RAPID-ED: A predictive model for risk assessment of patient's early in-hospital deterioration from emergency department

Resusc Plus. 2024 Feb 6:17:100570. doi: 10.1016/j.resplu.2024.100570. eCollection 2024 Mar.

Abstract

Introduction: The objective of this multi-center retrospective cohort study was to devise a predictive tool known as RAPID-ED. This model identifies non-traumatic adult patients at significant risk for cardiac arrest within 48 hours post-admission from the emergency department.

Methods: Data from 224,413 patients admitted through the emergency department (2016-2020) was analyzed, incorporating vital signs, lab tests, and administered therapies. A multivariable regression model was devised to anticipate early cardiac arrest. The efficacy of the RAPID-ED model was evaluated against traditional scoring systems like National Early Warning Score (NEWS) and Modified Early Warning Score (MEWS) and its predictive ability was gauged via the area under the receiver operating characteristic curve (AUC) in both hold-out validation set and external validation set.

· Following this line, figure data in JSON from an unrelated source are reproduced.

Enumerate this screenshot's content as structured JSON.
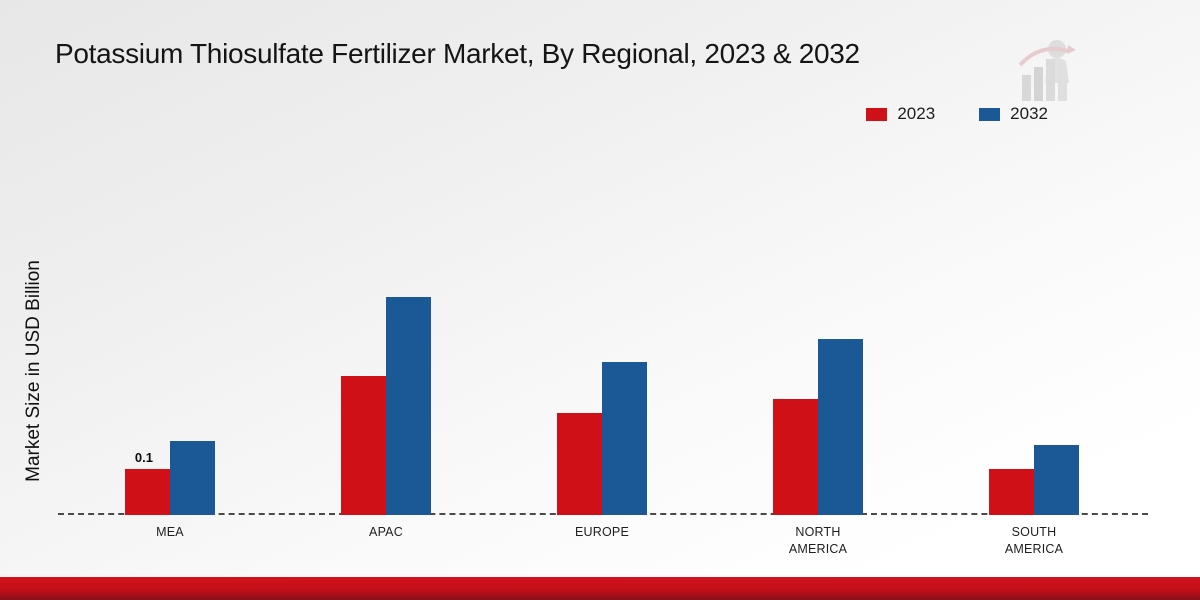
{
  "chart_data": {
    "type": "bar",
    "title": "Potassium Thiosulfate Fertilizer Market, By Regional, 2023 & 2032",
    "ylabel": "Market Size in USD Billion",
    "xlabel": "",
    "categories": [
      "MEA",
      "APAC",
      "EUROPE",
      "NORTH AMERICA",
      "SOUTH AMERICA"
    ],
    "series": [
      {
        "name": "2023",
        "color": "#cf1016",
        "values": [
          0.1,
          0.3,
          0.22,
          0.25,
          0.1
        ]
      },
      {
        "name": "2032",
        "color": "#1a5896",
        "values": [
          0.16,
          0.47,
          0.33,
          0.38,
          0.15
        ]
      }
    ],
    "ylim": [
      0,
      0.5
    ],
    "grid": false,
    "legend_position": "top-right",
    "baseline_style": "dashed",
    "annotations": [
      {
        "series": "2023",
        "category": "MEA",
        "text": "0.1"
      }
    ]
  },
  "branding": {
    "watermark_icon": "mrf-logo-icon",
    "footer_color": "#c30f19"
  }
}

Results: RAPID-ED outperformed traditional models in predicting cardiac arrest with an AUC of 0.819 in the hold-out validation set and 0.807 in the external validation set. In this critical care update, RAPID-ED offers an innovative approach to assessing patient risk, aiding emergency physicians in post-discharge care decisions from the emergency department. High-risk score patients (≥13) may benefit from early ICU admission for intensive monitoring.

Conclusion: As we progress with advancements in critical care, tools like RAPID-ED will prove instrumental in refining care strategies for critically ill patients, fostering an improved prognosis and potentially mitigating mortality rates.

Keywords: Emergency medicine; ICU; In-hospital mortality; Mechanical ventilation; Predictive model.